Le bon choix des Nobel
On ne peut qu’applaudir la remise du prix Nobel de la paix à Liu Xiaobo, et le combat pour la libération de ce professeur dissident doit se poursuivre.
dans l’hebdo N° 1122 Acheter ce numéro
Le combat pour les Droits de l’homme face à des régimes autoritaires est rarement dépourvu d’ambivalence. Il arrive souvent que la démocratie soit le fourrier du libéralisme économique, voire du nationalisme. Il arrive aussi que les héros d’un jour se révèlent, une fois libres, de fieffés oppresseurs. Walesa n’a été, quand il a accédé au pouvoir en Pologne, ni un exemple de démocratie ni un modèle de progressisme. Et on ne parlera pas ici de Nathan Chtcharanski, pour lequel nous nous sommes battus pour qu’il échappe à ses geôliers staliniens, avant qu’il ne devienne le plus raciste des ministres israéliens face à la question palestinienne. Nul ne sait ce que deviendrait Liu Xiaobo, le dissident chinois distingué par les jurés du Nobel, s’il avait un jour une parcelle de pouvoir.

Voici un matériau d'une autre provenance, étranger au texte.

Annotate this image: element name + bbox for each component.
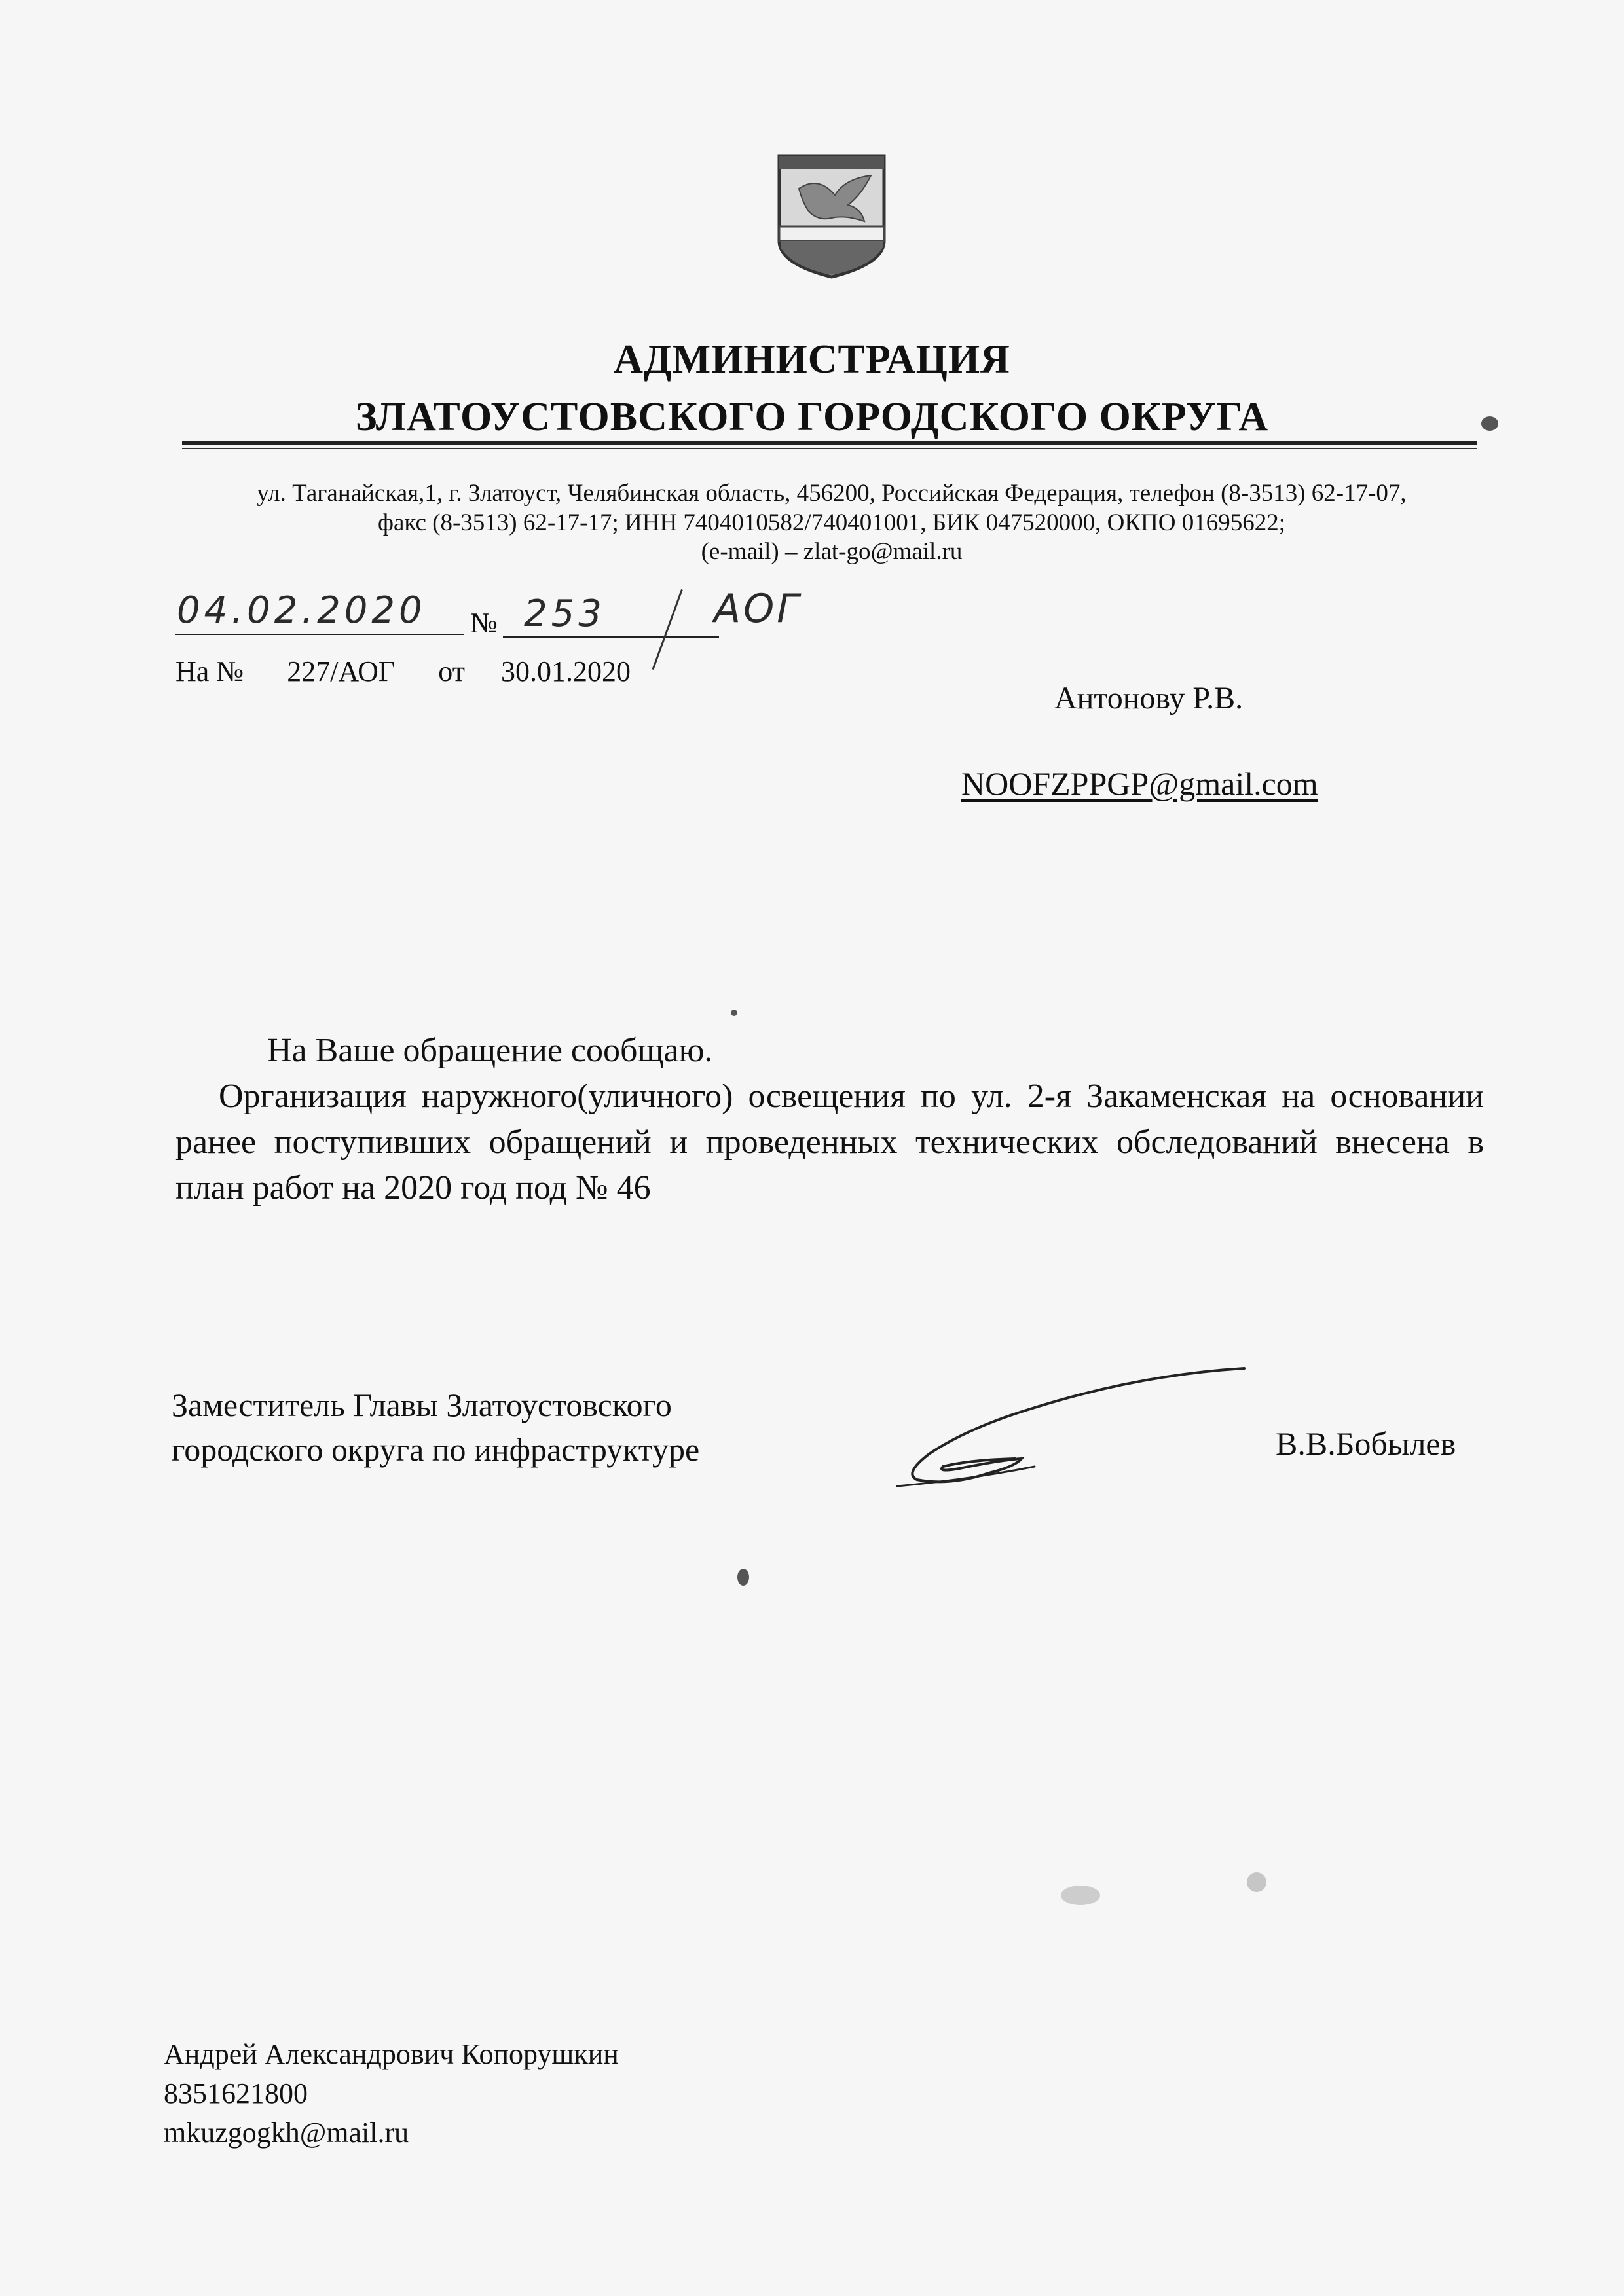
scan-speck — [1247, 1872, 1266, 1892]
address-line2: факс (8-3513) 62-17-17; ИНН 7404010582/740401001, БИК 047520000, ОКПО 01695622; — [378, 509, 1285, 536]
recipient-email[interactable]: NOOFZPPGP@gmail.com — [961, 765, 1318, 802]
address-line1: ул. Таганайская,1, г. Златоуст, Челябинская область, 456200, Российская Федерация, телефон (8-3513) 62-17-07, — [257, 480, 1407, 507]
registration-suffix: АОГ — [714, 586, 802, 632]
scan-speck — [731, 1010, 737, 1016]
body-paragraph-greeting: На Ваше обращение сообщаю. — [267, 1032, 713, 1069]
body-paragraph-main: Организация наружного(уличного) освещения по ул. 2-я Закаменская на основании ранее поступивших обращений и проведенных технических обследований внесена в план работ на 2020 год под № 46 — [175, 1078, 1484, 1207]
signatory-position-line1: Заместитель Главы Златоустовского — [172, 1387, 672, 1423]
registration-number-sign: № — [470, 607, 498, 639]
scan-speck — [737, 1569, 749, 1586]
executor-name: Андрей Александрович Копорушкин — [164, 2038, 619, 2070]
executor-email[interactable]: mkuzgogkh@mail.ru — [164, 2117, 409, 2149]
header-divider-thin — [182, 448, 1477, 449]
executor-phone: 8351621800 — [164, 2077, 308, 2109]
recipient-name: Антонову Р.В. — [1054, 681, 1244, 716]
executor-block — [164, 2035, 619, 2153]
address-line3: (e-mail) – zlat-go@mail.ru — [701, 538, 963, 565]
coat-of-arms-emblem — [773, 149, 891, 280]
signatory-name: В.В.Бобылев — [1276, 1425, 1456, 1462]
header-divider — [182, 441, 1477, 445]
registration-date: 04.02.2020 — [177, 589, 426, 632]
reference-line: На № 227/АОГ от 30.01.2020 — [175, 655, 631, 687]
registration-number-underline — [503, 636, 719, 638]
registration-date-underline — [175, 634, 464, 635]
signatory-position-line2: городского округа по инфраструктуре — [172, 1431, 700, 1468]
signatory-position — [172, 1383, 699, 1472]
header-title-line2: ЗЛАТОУСТОВСКОГО ГОРОДСКОГО ОКРУГА — [355, 395, 1269, 439]
handwritten-signature — [891, 1362, 1257, 1493]
scan-speck — [1061, 1886, 1100, 1905]
registration-number: 253 — [524, 592, 606, 635]
scan-speck — [1481, 416, 1498, 431]
registration-slash — [652, 589, 683, 670]
header-title-line1: АДМИНИСТРАЦИЯ — [614, 337, 1010, 382]
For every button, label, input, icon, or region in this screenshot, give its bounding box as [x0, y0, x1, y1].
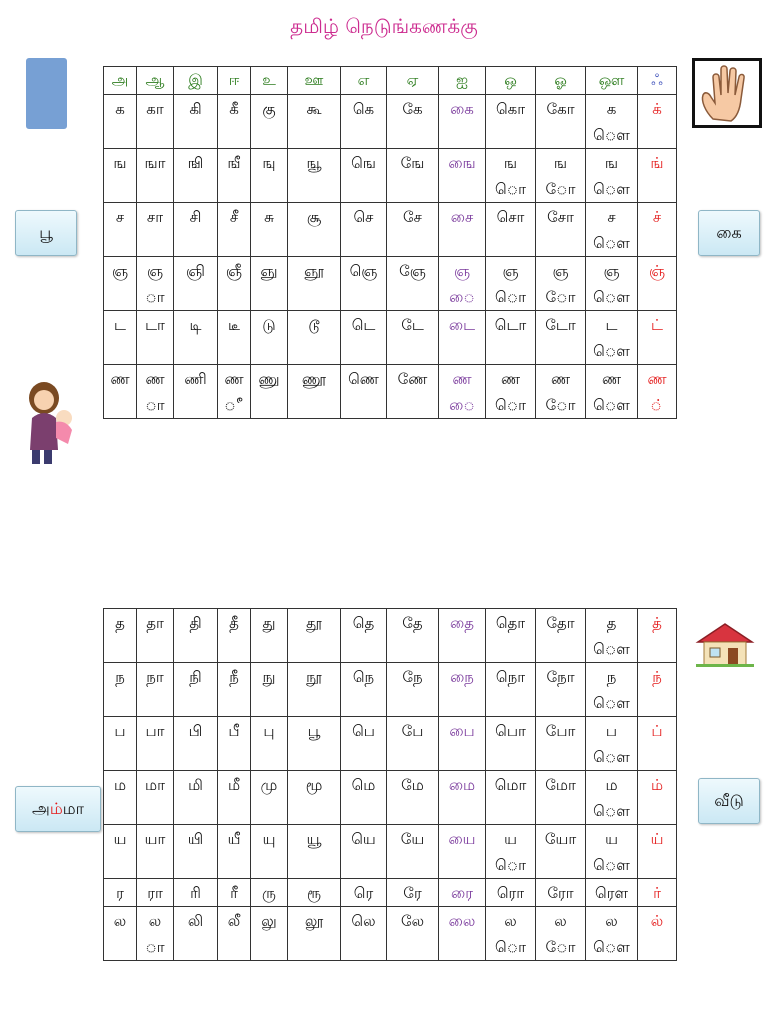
- top-cell-2-1: சா: [137, 203, 174, 257]
- bottom-cell-4-6: யெ: [341, 825, 387, 879]
- top-cell-4-1: டா: [137, 311, 174, 365]
- mother-icon: [22, 378, 82, 468]
- top-cell-4-7: டே: [387, 311, 439, 365]
- bottom-cell-2-3: பீ: [218, 717, 251, 771]
- top-cell-0-8: கை: [439, 95, 486, 149]
- word-card-amma[interactable]: [15, 786, 101, 832]
- bottom-cell-5-11: ரௌ: [586, 879, 638, 907]
- top-cell-3-4: ஞு: [251, 257, 288, 311]
- vowel-cell-0-3: ஈ: [218, 67, 251, 95]
- bottom-cell-2-7: பே: [387, 717, 439, 771]
- table-row: [104, 203, 677, 257]
- bottom-cell-1-12: ந்: [638, 663, 677, 717]
- bottom-cell-3-9: மொ: [486, 771, 536, 825]
- bottom-cell-4-7: யே: [387, 825, 439, 879]
- blue-rectangle: [26, 58, 67, 129]
- bottom-cell-4-12: ய்: [638, 825, 677, 879]
- table-row: [104, 311, 677, 365]
- bottom-cell-5-12: ர்: [638, 879, 677, 907]
- bottom-cell-5-2: ரி: [174, 879, 218, 907]
- vowel-cell-0-2: இ: [174, 67, 218, 95]
- word-kai: கை: [716, 222, 742, 242]
- bottom-cell-2-10: போ: [536, 717, 586, 771]
- bottom-cell-5-5: ரூ: [288, 879, 341, 907]
- top-cell-4-3: டீ: [218, 311, 251, 365]
- bottom-cell-0-7: தே: [387, 609, 439, 663]
- table-row: [104, 771, 677, 825]
- bottom-cell-6-0: ல: [104, 907, 137, 961]
- bottom-cell-2-8: பை: [439, 717, 486, 771]
- bottom-cell-5-3: ரீ: [218, 879, 251, 907]
- top-cell-4-12: ட்: [638, 311, 677, 365]
- top-cell-0-2: கி: [174, 95, 218, 149]
- bottom-cell-0-0: த: [104, 609, 137, 663]
- top-cell-1-5: ஙூ: [288, 149, 341, 203]
- bottom-cell-4-8: யை: [439, 825, 486, 879]
- table-row: [104, 257, 677, 311]
- bottom-cell-1-10: நோ: [536, 663, 586, 717]
- top-cell-2-0: ச: [104, 203, 137, 257]
- vowel-row: [104, 67, 677, 95]
- vowel-cell-0-7: ஏ: [387, 67, 439, 95]
- bottom-cell-4-9: ய ொ: [486, 825, 536, 879]
- bottom-cell-3-5: மூ: [288, 771, 341, 825]
- bottom-cell-3-3: மீ: [218, 771, 251, 825]
- bottom-cell-4-11: ய ௌ: [586, 825, 638, 879]
- top-cell-1-7: ஙே: [387, 149, 439, 203]
- vowel-cell-0-10: ஓ: [536, 67, 586, 95]
- bottom-cell-6-1: ல ா: [137, 907, 174, 961]
- bottom-cell-4-2: யி: [174, 825, 218, 879]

Mais le combat pour la libération de ce professeur de 54 ans et de ses amis, auteurs de la « Charte 08 », ne tolère ni les restrictions mentales ni les regrets. Il faut donc applaudir le choix des Nobel. D’autant plus que Liu Xiaobo n’a pas manqué de se rattacher au grand mouvement de protestation de la place Tianamen, en juin 1989, et de se réclamer de l’héritage de ceux qui ont perdu la vie en faisant face aux chars de Yang Shangkun et de Deng Xiaoping. L’évocation de ce dernier nom est là pour rappeler que la Chine autoritaire n’a pas attendu pour cultiver l’ambiguïté de l’exploitation du thème des droits de l’homme.
C’est Deng qui a poussé le plus loin cette association entre un libéralisme sauvage et une dictature politique. Cette page (voir ci-dessus l’analyse de Dominique Plihon) illustre bien la complexité du problème. C’est cette Chine ardemment impliquée dans la mondialisation financière qui continue d’emprisonner ses opposants politiques. Le combat pour la libération de Liu Xiaobo est totalement le nôtre.